“Why say’st thou so, Dickon?” cried another man. “Surely ’tis well for a bold lad to see the world a bit, in place of being mewed up at home like a caged singing-bird!”

“Ay, but how if the bold lad fall sick and die, through being not yet strong enow for such rough work?”

“Dickon is right,” chimed in an older man. “My young lords (God bless them both!) are full young yet for open field and hard fare; and methinks,” he added in a cautious undertone, “their loving uncle yonder would not be too sorely grieved, were it to befall them as Dickon hath said!”

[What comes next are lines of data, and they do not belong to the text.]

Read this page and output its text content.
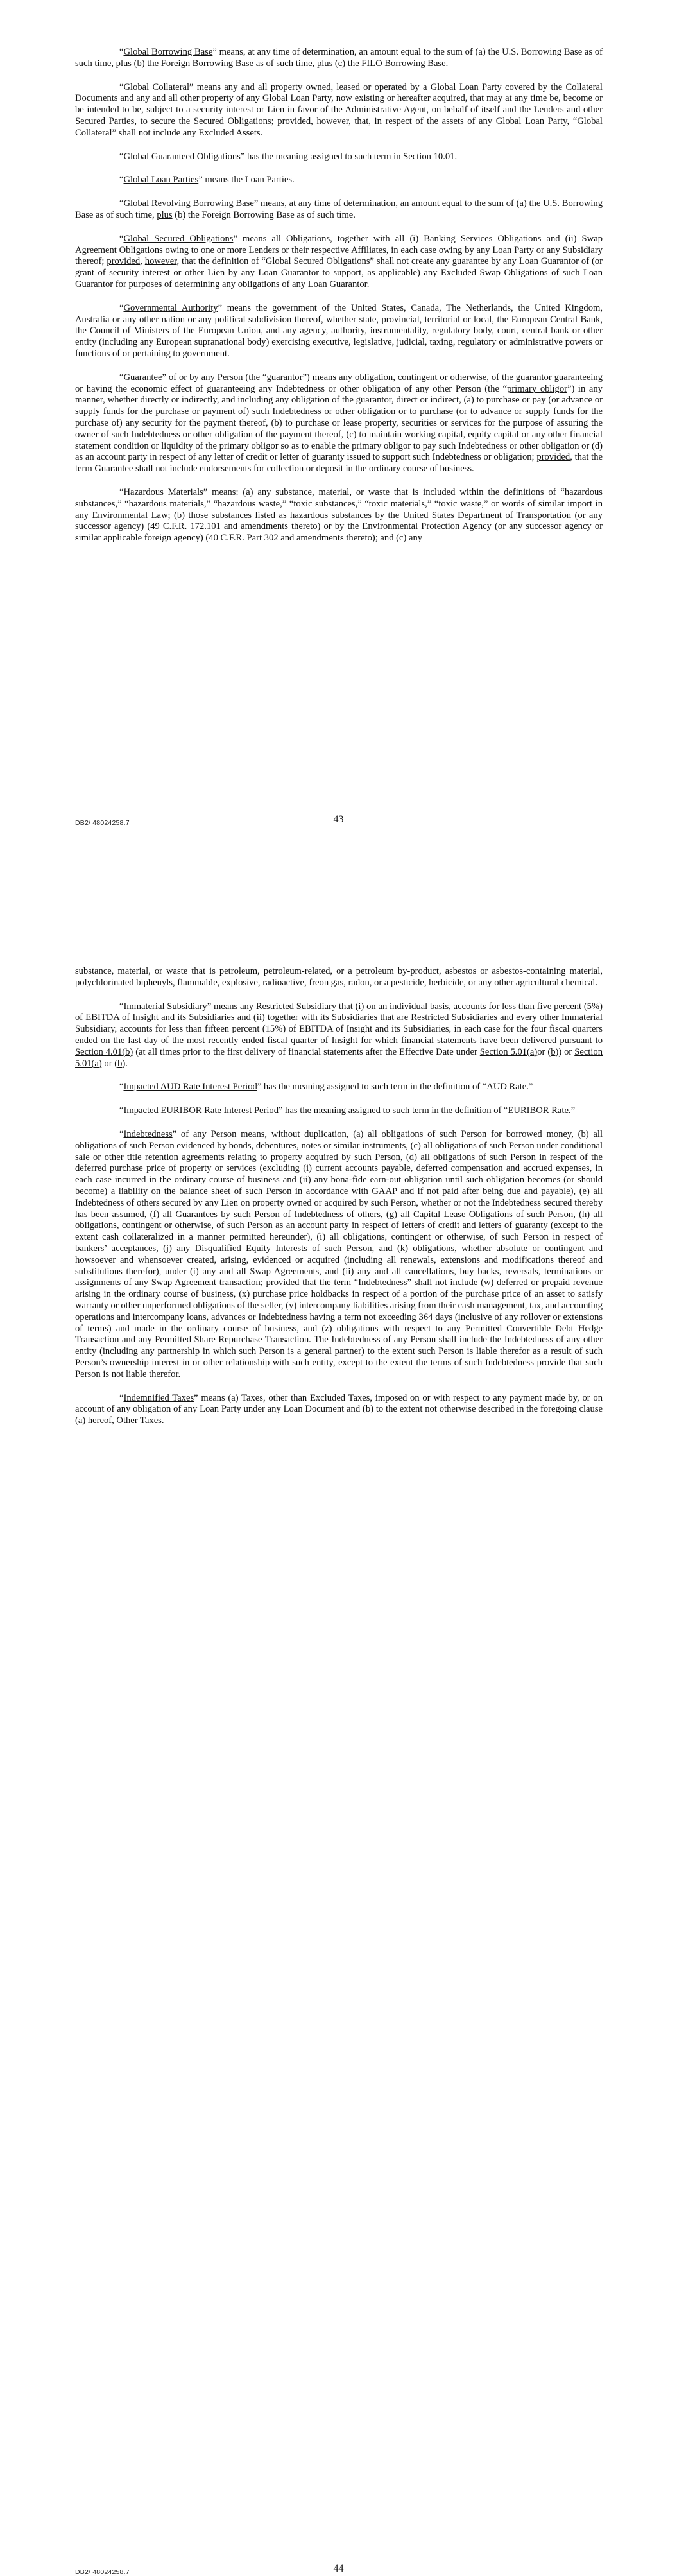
“Global Borrowing Base” means, at any time of determination, an amount equal to the sum of (a) the U.S. Borrowing Base as of such time, plus (b) the Foreign Borrowing Base as of such time, plus (c) the FILO Borrowing Base.

“Global Collateral” means any and all property owned, leased or operated by a Global Loan Party covered by the Collateral Documents and any and all other property of any Global Loan Party, now existing or hereafter acquired, that may at any time be, become or be intended to be, subject to a security interest or Lien in favor of the Administrative Agent, on behalf of itself and the Lenders and other Secured Parties, to secure the Secured Obligations; provided, however, that, in respect of the assets of any Global Loan Party, “Global Collateral” shall not include any Excluded Assets.

“Global Guaranteed Obligations” has the meaning assigned to such term in Section 10.01.

“Global Loan Parties” means the Loan Parties.

“Global Revolving Borrowing Base” means, at any time of determination, an amount equal to the sum of (a) the U.S. Borrowing Base as of such time, plus (b) the Foreign Borrowing Base as of such time.

“Global Secured Obligations” means all Obligations, together with all (i) Banking Services Obligations and (ii) Swap Agreement Obligations owing to one or more Lenders or their respective Affiliates, in each case owing by any Loan Party or any Subsidiary thereof; provided, however, that the definition of “Global Secured Obligations” shall not create any guarantee by any Loan Guarantor of (or grant of security interest or other Lien by any Loan Guarantor to support, as applicable) any Excluded Swap Obligations of such Loan Guarantor for purposes of determining any obligations of any Loan Guarantor.

“Governmental Authority” means the government of the United States, Canada, The Netherlands, the United Kingdom, Australia or any other nation or any political subdivision thereof, whether state, provincial, territorial or local, the European Central Bank, the Council of Ministers of the European Union, and any agency, authority, instrumentality, regulatory body, court, central bank or other entity (including any European supranational body) exercising executive, legislative, judicial, taxing, regulatory or administrative powers or functions of or pertaining to government.

“Guarantee” of or by any Person (the “guarantor”) means any obligation, contingent or otherwise, of the guarantor guaranteeing or having the economic effect of guaranteeing any Indebtedness or other obligation of any other Person (the “primary obligor”) in any manner, whether directly or indirectly, and including any obligation of the guarantor, direct or indirect, (a) to purchase or pay (or advance or supply funds for the purchase or payment of) such Indebtedness or other obligation or to purchase (or to advance or supply funds for the purchase of) any security for the payment thereof, (b) to purchase or lease property, securities or services for the purpose of assuring the owner of such Indebtedness or other obligation of the payment thereof, (c) to maintain working capital, equity capital or any other financial statement condition or liquidity of the primary obligor so as to enable the primary obligor to pay such Indebtedness or other obligation or (d) as an account party in respect of any letter of credit or letter of guaranty issued to support such Indebtedness or obligation; provided, that the term Guarantee shall not include endorsements for collection or deposit in the ordinary course of business.

“Hazardous Materials” means: (a) any substance, material, or waste that is included within the definitions of “hazardous substances,” “hazardous materials,” “hazardous waste,” “toxic substances,” “toxic materials,” “toxic waste,” or words of similar import in any Environmental Law; (b) those substances listed as hazardous substances by the United States Department of Transportation (or any successor agency) (49 C.F.R. 172.101 and amendments thereto) or by the Environmental Protection Agency (or any successor agency or similar applicable foreign agency) (40 C.F.R. Part 302 and amendments thereto); and (c) any

DB2/ 48024258.7	43

substance, material, or waste that is petroleum, petroleum-related, or a petroleum by-product, asbestos or asbestos-containing material, polychlorinated biphenyls, flammable, explosive, radioactive, freon gas, radon, or a pesticide, herbicide, or any other agricultural chemical.

“Immaterial Subsidiary” means any Restricted Subsidiary that (i) on an individual basis, accounts for less than five percent (5%) of EBITDA of Insight and its Subsidiaries and (ii) together with its Subsidiaries that are Restricted Subsidiaries and every other Immaterial Subsidiary, accounts for less than fifteen percent (15%) of EBITDA of Insight and its Subsidiaries, in each case for the four fiscal quarters ended on the last day of the most recently ended fiscal quarter of Insight for which financial statements have been delivered pursuant to Section 4.01(b) (at all times prior to the first delivery of financial statements after the Effective Date under Section 5.01(a)or (b)) or Section 5.01(a) or (b).

“Impacted AUD Rate Interest Period” has the meaning assigned to such term in the definition of “AUD Rate.”

“Impacted EURIBOR Rate Interest Period” has the meaning assigned to such term in the definition of “EURIBOR Rate.”

“Indebtedness” of any Person means, without duplication, (a) all obligations of such Person for borrowed money, (b) all obligations of such Person evidenced by bonds, debentures, notes or similar instruments, (c) all obligations of such Person under conditional sale or other title retention agreements relating to property acquired by such Person, (d) all obligations of such Person in respect of the deferred purchase price of property or services (excluding (i) current accounts payable, deferred compensation and accrued expenses, in each case incurred in the ordinary course of business and (ii) any bona-fide earn-out obligation until such obligation becomes (or should become) a liability on the balance sheet of such Person in accordance with GAAP and if not paid after being due and payable), (e) all Indebtedness of others secured by any Lien on property owned or acquired by such Person, whether or not the Indebtedness secured thereby has been assumed, (f) all Guarantees by such Person of Indebtedness of others, (g) all Capital Lease Obligations of such Person, (h) all obligations, contingent or otherwise, of such Person as an account party in respect of letters of credit and letters of guaranty (except to the extent cash collateralized in a manner permitted hereunder), (i) all obligations, contingent or otherwise, of such Person in respect of bankers’ acceptances, (j) any Disqualified Equity Interests of such Person, and (k) obligations, whether absolute or contingent and howsoever and whensoever created, arising, evidenced or acquired (including all renewals, extensions and modifications thereof and substitutions therefor), under (i) any and all Swap Agreements, and (ii) any and all cancellations, buy backs, reversals, terminations or assignments of any Swap Agreement transaction; provided that the term “Indebtedness” shall not include (w) deferred or prepaid revenue arising in the ordinary course of business, (x) purchase price holdbacks in respect of a portion of the purchase price of an asset to satisfy warranty or other unperformed obligations of the seller, (y) intercompany liabilities arising from their cash management, tax, and accounting operations and intercompany loans, advances or Indebtedness having a term not exceeding 364 days (inclusive of any rollover or extensions of terms) and made in the ordinary course of business, and (z) obligations with respect to any Permitted Convertible Debt Hedge Transaction and any Permitted Share Repurchase Transaction. The Indebtedness of any Person shall include the Indebtedness of any other entity (including any partnership in which such Person is a general partner) to the extent such Person is liable therefor as a result of such Person’s ownership interest in or other relationship with such entity, except to the extent the terms of such Indebtedness provide that such Person is not liable therefor.

“Indemnified Taxes” means (a) Taxes, other than Excluded Taxes, imposed on or with respect to any payment made by, or on account of any obligation of any Loan Party under any Loan Document and (b) to the extent not otherwise described in the foregoing clause (a) hereof, Other Taxes.

DB2/ 48024258.7	44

“What say’st thou?” asked three or four voices at once, in tones of dismay.

“Know ye not he is the next heir after their death?” said the veteran, with grim significance. “Didst ever hear yon ballad of the ‘Babes in the Wood’?”

“Why, comrade, thou canst not mean, surely——”

“Nay, I mean nought. A man may speak of a good ballad, and no harm done.”

But the old soldier’s gloomy hints had left their mark, and thenceforth he and his comrades rode on in sombre silence.

Meanwhile the two knights who headed the train were in no blither mood.

“St. Edward! ’tis as if we were in one of the enchanted woods whereof romances tell, in which a man may wander for ever, and ne’er get one foot from his starting-place!” cried the younger man, impatiently. “My mind misgives me, Sir Simon, that we have gone much astray.”